I’m a sugar addict.
I assume I have been since my first taste of apple juice as a kid.
And I’m still a sugar addict almost thirty-three years later.
Is it because I haven’t hit rock bottom yet or found my moment of truth?
In other words, where’s my damn tipping point?
The sad part is it may never come. It was a major goal to defeat this addiction last year but I didn’t make progress. It’s perhaps my biggest goal in 2012 but, based on events just in the past month, I have a loooong way to go.
Pity for me a few weeks ago at a friendly gathering would have been appropriate. I downed six Rice Krispy bars, five cookies, a boatload of fruit (more good sugar), a few peanut butter brownie contraptions…and this was before I got home.
At home, I ate one (or more) of just about everything containing sugar from the cupboards and fridge. Once the sugar genie is out, it doesn’t go back until the next day.
After my finest sugar binge since my Bar Mitzvah – when I ate an entire cheesecake in about three hours – I was expecting my tipping point.
But it didn’t come.
As I struggle to find mine or hopefully avoid it, I’d like to help you find yours before it occurs and assist in avoiding it.
There are few preconditions to leading an optimal life of simplicity and organization. Avoiding damaging tipping points is definitely one.
Your confidence, respect, happiness, and health are all at risk.
Identifying Tipping Points
The problem with tipping points is that they’re more likely to trigger a downward spiral than a triumphant ascent. For every one that sparks a personal renaissance, many more ignite a brutal inferno.
So the first step of overcoming tipping points is to identify one.
I identified one, my video game addiction, but it took two decades to overcome. This means detection is not enough, but solving a problem only starts when its existence is recognized.
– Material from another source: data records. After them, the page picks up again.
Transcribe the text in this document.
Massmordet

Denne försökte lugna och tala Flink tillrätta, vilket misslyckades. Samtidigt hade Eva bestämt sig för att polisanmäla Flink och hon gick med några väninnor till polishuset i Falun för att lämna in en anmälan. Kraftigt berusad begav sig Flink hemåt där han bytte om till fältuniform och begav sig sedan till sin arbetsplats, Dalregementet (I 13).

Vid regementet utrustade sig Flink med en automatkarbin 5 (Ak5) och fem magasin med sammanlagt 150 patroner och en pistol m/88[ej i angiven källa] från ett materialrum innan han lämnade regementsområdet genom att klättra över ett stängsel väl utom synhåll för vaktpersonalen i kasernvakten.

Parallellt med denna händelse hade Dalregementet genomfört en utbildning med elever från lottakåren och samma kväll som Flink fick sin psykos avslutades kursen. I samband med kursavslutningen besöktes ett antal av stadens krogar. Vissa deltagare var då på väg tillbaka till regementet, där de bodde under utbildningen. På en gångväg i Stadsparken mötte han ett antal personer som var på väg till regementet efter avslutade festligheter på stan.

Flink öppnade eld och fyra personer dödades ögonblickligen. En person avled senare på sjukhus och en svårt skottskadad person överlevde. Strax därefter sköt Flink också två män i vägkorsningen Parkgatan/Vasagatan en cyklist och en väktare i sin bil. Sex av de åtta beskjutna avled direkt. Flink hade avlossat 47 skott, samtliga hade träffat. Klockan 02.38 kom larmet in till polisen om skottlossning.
Here are some steps to complete the identification process. Actually get out your notepad or your word processor and write/type notes as you go. You’ll need it for the second and more important step.
- Define what a toxic personal environment feels like to you. For example, mine would be one that triggers unhealthy thoughts and forces destructive acts to others or myself. Then assess aspects of your life (e.g., eating, relationships, money, possessions) and determine if any meet the toxic criteria.
- Describe where and when you rapidly move from equilibrium to a destabilized state. Rapid is the key here. You might have hours of balance driving to your in-laws. But once that front door swings open, all bets are off (this is hypothetical Harry and Joyce…I love you both). Find similar circumstances that resonate with you.
- Ask your friends and family for their brutal honesty in pointing out your past tipping points and ones whose effects persist. This is the hardest but most valuable step. Make sure to thank them and create an open, safe environment before the can of worms is cracked open.
Head straight for the second step armed with your newfound awareness.
Isolating the Trigger(s)…Before You Tip
Adding a small amount of weight to a balanced object can cause it to suddenly topple. That’s why they call it a tipping point.
We need to see those pressures in advance so we can properly side step them. I’ll talk about more comprehensive isolation of triggers in the future so consider this a start.
- Reckless Behavior. An uncontrolled shopping spree, sugar binge, self-punishment, or denial of basic needs are all triggers for a tipping point. In simple terms, it’s any time you feel powerless to stop the train from hitting you. What do your moments of despair look like? Write them down.
- Stress. Do you get a headache, a cranky stomach, insomnia, lack of motivation, twitchiness, poor eating habits, a desire to drink or smoke away a problem, or withdraw socially? Each of these can be a trigger for a tipping point. Having warning signs means it’s time to engage the defense system and develop the freedom to say no.
- Paralysis. When doodie hits the fan, fight or flight are not the only options. Paralysis can disable them both. What causes you to shut down? Make it a goal to isolate the triggers that paralyze and do anything necessary to avoid those situations. The inability to take action or make a decision is often worse than a bad one.
Bottom line: If you were physically threatened, you’d defend yourself, right? What if you were threatening yourself with physical, mental, emotional, or spiritual harm?
It would be time to find someone or something to be your personal defense system. Developing a simple, external personal defense system is the third and final step. One I’ll have to save for another time.
Of the lessons I learned in college, one has stuck with me longer than most others. Work tirelessly to make sure things don’t get worse and then use your remaining resources to make things better.
We can’t fully liberate our time, money, and talent when we’re always one tipping point away from disaster. Likewise, you can’t harness your energy on simplifying and organizing when most is spent dodging icebergs in a rocky ocean.
We’ll never completely remove the danger of tipping points.
But identifying them and isolating triggers frees us to concentrate on other matters. You know, matters like leading a simplified, organized, and money wise existence.